Wednesday, 22 January 2014

Calamondin & Cointreau Marmalade

There's another large jar which is just for us, so I didn't put a pretty label on it
August 2012
Paul's calamondin bonsai is doing well. No longer the skinny little shrub it was in 2010, or even the larger but fairly shapeless bush it was by summer 2012.

It's now very large and very pretty. And apparently unphotographed since summer 2012.

It's also extremely productive.

As an indoor plant, it'll flower and fruit all year round, so I've been progressively harvesting and freezing the fruit as it ripens, stockpiling enough to make a batch of marmalade.

Last week it occurred to me to weigh the bag of fruit in the freezer. 1.4kg. Plenty for marmalade.

Because the fruit had been frozen, I decided that I could skip the steps of either pre-cooking the fruit before slicing it, or soaking it in water overnight. I just thawed it overnight, halved the fruit and scooped out the flesh and seeds with a teaspoon.
Thawed calamondins - the biggest are about 2" across
Then I thinly sliced the peel (MUCH easier than doing it with Seville oranges), squeezed as much juice from the flesh and seeds as I could into the pot and added some water. The bowl the fruit had thawed in had collected some liquid - it was a rich green colour and had a really strong smell of the citrus essential oils from the peel, so that went in as well.
An equal weight of sugar, a rapid boil and a little rest, then I stirred in some Cointreau and potted the marmalade. This is not a marmalade for the lovers of Cooper's Vintage Oxford Marmalade. It is light and fresh with a delicately jellied texture and a fine peel. Paul has suggested that we have croissants for breakfast for the next 3 months in order to enjoy it at its best. Not a bad idea at all.

Calamondin and Cointreau Marmalade (makes about 2kg marmalade)

1kg calamondins, frozen
2kg-ish jam sugar (as I understand it, calamondins don't have the pectin of regular oranges so I used jam sugar to be on the safe side and I think it was the right decision!)
3tbs cointreau or triple sec

Start the night before.

Take the calamondins out of the freezer and place in a bowl to thaw.

The following morning weigh your preserving saucepan and write the number down somewhere obvious.

Halve the fruit, scraping out the flesh and seeds with a teaspoon and reserve it.

Slice the peel finely and put it into the preserving saucepan. At the bottom of the bowl the fruit thawed in, there will be some liquid. Pour it into a measuring jug and make the quantity up to 1 litre with water (I had a bit over 80mls), and add the liquid to the saucepan.

Mash the reserved pulp and seeds thoroughly, then strain into the saucepan, pressing out as much juice as possible.

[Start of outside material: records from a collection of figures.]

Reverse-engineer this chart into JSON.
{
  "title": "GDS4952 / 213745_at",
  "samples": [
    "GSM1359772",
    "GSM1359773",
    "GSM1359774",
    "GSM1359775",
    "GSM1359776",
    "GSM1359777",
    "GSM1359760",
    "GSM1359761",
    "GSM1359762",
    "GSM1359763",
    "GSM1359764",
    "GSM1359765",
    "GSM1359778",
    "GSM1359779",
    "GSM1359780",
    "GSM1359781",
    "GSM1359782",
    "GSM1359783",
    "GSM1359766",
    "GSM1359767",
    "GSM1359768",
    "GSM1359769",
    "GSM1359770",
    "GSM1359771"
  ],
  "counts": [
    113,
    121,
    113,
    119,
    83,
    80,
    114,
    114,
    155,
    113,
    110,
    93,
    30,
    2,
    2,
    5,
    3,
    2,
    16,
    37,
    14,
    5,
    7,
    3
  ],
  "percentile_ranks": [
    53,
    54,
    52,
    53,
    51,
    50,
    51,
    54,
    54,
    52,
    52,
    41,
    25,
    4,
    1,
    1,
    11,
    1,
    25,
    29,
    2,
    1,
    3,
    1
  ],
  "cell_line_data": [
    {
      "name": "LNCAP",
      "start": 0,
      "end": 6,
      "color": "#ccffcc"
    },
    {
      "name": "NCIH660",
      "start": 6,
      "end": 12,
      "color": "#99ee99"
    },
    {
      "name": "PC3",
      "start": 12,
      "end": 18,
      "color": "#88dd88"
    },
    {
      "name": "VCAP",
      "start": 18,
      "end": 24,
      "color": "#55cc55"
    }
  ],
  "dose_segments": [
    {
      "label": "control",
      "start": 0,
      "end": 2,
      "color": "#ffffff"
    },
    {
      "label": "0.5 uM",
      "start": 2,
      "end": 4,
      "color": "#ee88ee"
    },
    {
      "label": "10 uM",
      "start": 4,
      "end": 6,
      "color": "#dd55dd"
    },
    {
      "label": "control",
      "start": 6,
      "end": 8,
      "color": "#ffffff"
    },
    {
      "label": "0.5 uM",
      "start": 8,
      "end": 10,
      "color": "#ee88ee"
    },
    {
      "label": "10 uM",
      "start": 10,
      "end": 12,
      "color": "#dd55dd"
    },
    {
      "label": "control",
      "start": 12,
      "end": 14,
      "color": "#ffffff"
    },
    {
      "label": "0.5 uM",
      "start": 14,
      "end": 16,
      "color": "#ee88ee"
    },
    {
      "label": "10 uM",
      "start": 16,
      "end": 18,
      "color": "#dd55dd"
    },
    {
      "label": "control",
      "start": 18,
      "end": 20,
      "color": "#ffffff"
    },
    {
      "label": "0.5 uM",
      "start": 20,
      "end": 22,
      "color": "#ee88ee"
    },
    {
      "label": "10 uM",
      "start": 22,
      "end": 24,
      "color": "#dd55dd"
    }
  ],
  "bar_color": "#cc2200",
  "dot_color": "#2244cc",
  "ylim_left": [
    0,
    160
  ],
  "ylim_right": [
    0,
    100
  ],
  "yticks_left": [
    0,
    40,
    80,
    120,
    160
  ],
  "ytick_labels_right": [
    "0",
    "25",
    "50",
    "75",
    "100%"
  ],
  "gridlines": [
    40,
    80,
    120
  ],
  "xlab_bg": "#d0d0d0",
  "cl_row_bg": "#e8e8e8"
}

Weigh the saucepan again, deducting the number you wrote down earlier to find the weight of peel and juice. Personally I find it easier and less messy than trying to measure the amount you have. Add that amount of jam sugar to the pan.

Bring gently to the boil, ensuring that the sugar is all dissolved, then boil rapidly for about 30 minutes, until it reaches 106C on a jam thermometer, then test for a set. Don't leave it alone, you'd be amazed how high jam can boil up, even in a massive saucepan.

Once it has gelled nicely, allow to sit for 10 minutes, then stir in the cointreau and pot into sterilised jars and seal.


9 comments:

Joanne said...

I've never heard of calamondins!! The marmalade sounds lovely though!

leaf (the indolent cook) said...

This looks great! It's difficult to find calamondin here in the markets. How lovely that you have a bonsai!

Rachel said...

A very inspirational post! How does one obtain a calamondin plant? Did you grow it from seed?

Alicia Foodycat said...

Joanne - apparently they are pretty common in Florida!

Leafy - we have loads of bonsai. It's Paul's thing!

Rachel - thank you! We didn't grow it from seed, the nurseries over here always seem to have them in the indoor plants section!

wildtomato said...

What a beautiful marmalade! I love the little jars with the cloth tops. My mom used to present jams that way.

Angie Schneider said...

Your calamondin jam looks so perfectly gelled and fantastic, Alicia.

Alicia Foodycat said...

Wildtomato - the lid covers are actually printed paper. They were in a labelling kit I was given for Christmas.

Angie - it is so good! I'm having bread and marmalade for breakfast.

grace said...

you are SO savvy! i love that you have so many projects going on! i hope i can have my very own fruit-bearing shrubs and/or trees someday. :)

tamarindandthyme said...

I am totally getting a calamondin tree when I move.